The Open Networking Foundation (ONF) wants to help its operator board members advance their network virtualization efforts and give a kick in the pants to vendors that aren’t stepping up.

Today, the ONF announced a new strategic plan jointly developed and unanimously approved by its operator board members. These members are: AT&T, China Unicom, Comcast, Google, Deutsche Telekom, NTT Group, Telefόnica, and Turk Telekom.

The strategic plan is necessary because the traditional telco vendors are not helping these operators transform their networks with more software at the pace the operators desire.

“There was hope the established incumbent players would step up,” said Timon Sloane, VP of marketing with the ONF. “To be honest, it’s not happening as fast as the operators want, and we’re not seeing the level of investment. The operators concluded that the right supply chain is not there to deliver. We need supply chain players that are 100 percent aligned and enthusiastic. We are intentionally going out to re-align the supply chain players to make sure we all have the same vision.”

The new ONF strategic plan includes modular reference designs and exemplar platforms.

Reference designs combine component projects into production platforms. The components can come from across the industry and are not limited to ONF projects. For example, the Open Network Automation Platform (ONAP), while not an ONF project, is a component that could be used. Each reference design will be championed by a select group of operators and will be designed with participation by invited supply chain partners.

Each reference design is to serve as a blueprint for the industry, backed by specific operator interest. Operators are currently considering a few areas of focus, including: fixed and mobile broadband access; leaf-spine data center fabricsmulti-access edge computing (MEC); 5G solutions at the edge; and a continued push for software-defined networking (SDN).

“The reference designs are key to moving the needle here,” said Sloane. “The operators are committing significant resources to make this happen. And operators will procure based on these designs.”

The second part of the ONF’s strategic plan includes exemplar platforms, which are actual implementations of a reference design. Each exemplar platform will create an instantiation of a reference design that can be trialed and then customized by operators as they build systems to suit their particular needs.

Telefόnica

Giving vendors a push and an incentive is a big part of this new strategic plan.
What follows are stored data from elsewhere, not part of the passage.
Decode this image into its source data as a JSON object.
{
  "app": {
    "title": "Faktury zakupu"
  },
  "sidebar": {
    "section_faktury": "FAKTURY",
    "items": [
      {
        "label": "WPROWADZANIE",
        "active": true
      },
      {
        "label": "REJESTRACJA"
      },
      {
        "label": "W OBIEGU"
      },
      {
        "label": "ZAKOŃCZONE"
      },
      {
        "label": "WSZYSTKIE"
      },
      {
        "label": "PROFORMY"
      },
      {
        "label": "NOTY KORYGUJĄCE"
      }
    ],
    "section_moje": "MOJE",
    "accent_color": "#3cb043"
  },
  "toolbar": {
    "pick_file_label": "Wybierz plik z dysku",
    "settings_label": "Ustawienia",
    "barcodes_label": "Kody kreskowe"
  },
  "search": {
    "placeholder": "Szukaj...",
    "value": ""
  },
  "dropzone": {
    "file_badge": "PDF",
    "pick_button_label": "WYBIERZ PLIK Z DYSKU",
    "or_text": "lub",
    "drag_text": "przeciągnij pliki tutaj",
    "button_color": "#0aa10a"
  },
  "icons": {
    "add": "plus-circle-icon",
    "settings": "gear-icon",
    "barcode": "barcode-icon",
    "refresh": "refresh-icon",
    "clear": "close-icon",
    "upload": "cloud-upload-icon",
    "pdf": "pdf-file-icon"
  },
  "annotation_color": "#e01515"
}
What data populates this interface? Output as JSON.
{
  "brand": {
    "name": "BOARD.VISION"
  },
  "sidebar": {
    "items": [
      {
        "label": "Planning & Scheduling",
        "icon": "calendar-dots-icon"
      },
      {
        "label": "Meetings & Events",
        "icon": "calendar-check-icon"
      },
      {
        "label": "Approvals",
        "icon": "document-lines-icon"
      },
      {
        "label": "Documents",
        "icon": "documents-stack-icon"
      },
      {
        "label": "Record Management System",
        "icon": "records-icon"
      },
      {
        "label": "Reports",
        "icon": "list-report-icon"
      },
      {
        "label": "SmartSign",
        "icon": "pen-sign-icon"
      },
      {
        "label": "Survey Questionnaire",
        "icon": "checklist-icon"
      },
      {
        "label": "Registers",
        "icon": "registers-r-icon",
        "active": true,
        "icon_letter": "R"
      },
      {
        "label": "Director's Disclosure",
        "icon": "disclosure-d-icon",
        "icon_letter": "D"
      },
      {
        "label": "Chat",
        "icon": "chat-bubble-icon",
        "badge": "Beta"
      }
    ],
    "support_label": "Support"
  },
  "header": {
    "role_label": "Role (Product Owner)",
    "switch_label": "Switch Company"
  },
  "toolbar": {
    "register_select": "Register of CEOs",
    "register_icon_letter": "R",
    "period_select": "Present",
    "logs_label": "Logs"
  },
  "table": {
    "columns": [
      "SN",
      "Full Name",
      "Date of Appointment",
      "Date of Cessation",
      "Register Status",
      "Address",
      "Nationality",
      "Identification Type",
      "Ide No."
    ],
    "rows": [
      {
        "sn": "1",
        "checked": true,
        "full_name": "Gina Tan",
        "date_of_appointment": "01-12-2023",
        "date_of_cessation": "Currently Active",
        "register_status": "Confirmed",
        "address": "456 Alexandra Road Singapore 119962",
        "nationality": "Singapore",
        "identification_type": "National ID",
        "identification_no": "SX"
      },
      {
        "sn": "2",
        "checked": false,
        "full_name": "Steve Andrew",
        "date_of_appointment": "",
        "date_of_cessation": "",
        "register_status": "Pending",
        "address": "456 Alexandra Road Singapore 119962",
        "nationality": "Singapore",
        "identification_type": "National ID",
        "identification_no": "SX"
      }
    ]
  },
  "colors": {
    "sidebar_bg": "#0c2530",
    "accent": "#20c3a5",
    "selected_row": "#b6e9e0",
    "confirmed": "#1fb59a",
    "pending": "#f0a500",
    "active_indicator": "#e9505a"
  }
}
Telefόnica, which is one of the ONF operator board members, had already expressed its discontent with vendors that it felt weren’t helping it enough in relation to its implementation of OpenStack. The Spanish telco worked with the research firm Analysys Mason to publish a white paper that spells out the work of its Unica virtualization project. The white paper also spelled out Telefόnica’s gripes with vendors not advancing their technology fast enough for Unica.

In today’s news, the ONF and its operator members has even gone so far as to list some of the existing companies in the supply chain. (See slide below.) “We have not seen quite the level of enthusiastic participation,” said Sloane. “Even the companies on this list. Collectively we’ve not seen the level we hoped. This plan is a recognition of that and an effort to break through what feels like a bit of inertia. We’re not going to wait passively and hope it corrects itself.”

Perhaps existing vendors are dragging their feet because their business models show that products based on open source code won’t have the same margins as their traditional proprietary products.

But Sloane said open source has never been about free software. It’s been about communities coming together to create the best software and then having vendors commercialize it for profit. “Think of it as a Red Hat of this space,” he said. “When doing big deployments, it’s worth buying it from a company that’s commercializing it for you. It was always envisioned that there would be companies that would commercialize.”

And according to today’s ONF announcement, the operators leading the ONF are committed to showing a path forward and a road to revenue for companies that step up to play an active role in this new open source era.

The ONF operator board members plan to use the new reference designs to issue their request for proposals (RFPs). “The reference designs let operators align around a small set of things that are well articulated,” said Sloane. “It’s very clear to the industry: if you build this you are aligned with what the operators want to buy.”

“Operators’ commitment to take open source solutions into production represents the next big step in realizing the full potential of software-defined, disaggregation, and open source,” said Guru Parulkar, executive director for the ONF, in a statement. “It is also heartening to see operators’ determination to enable a new supply chain that is well aligned with their goals.”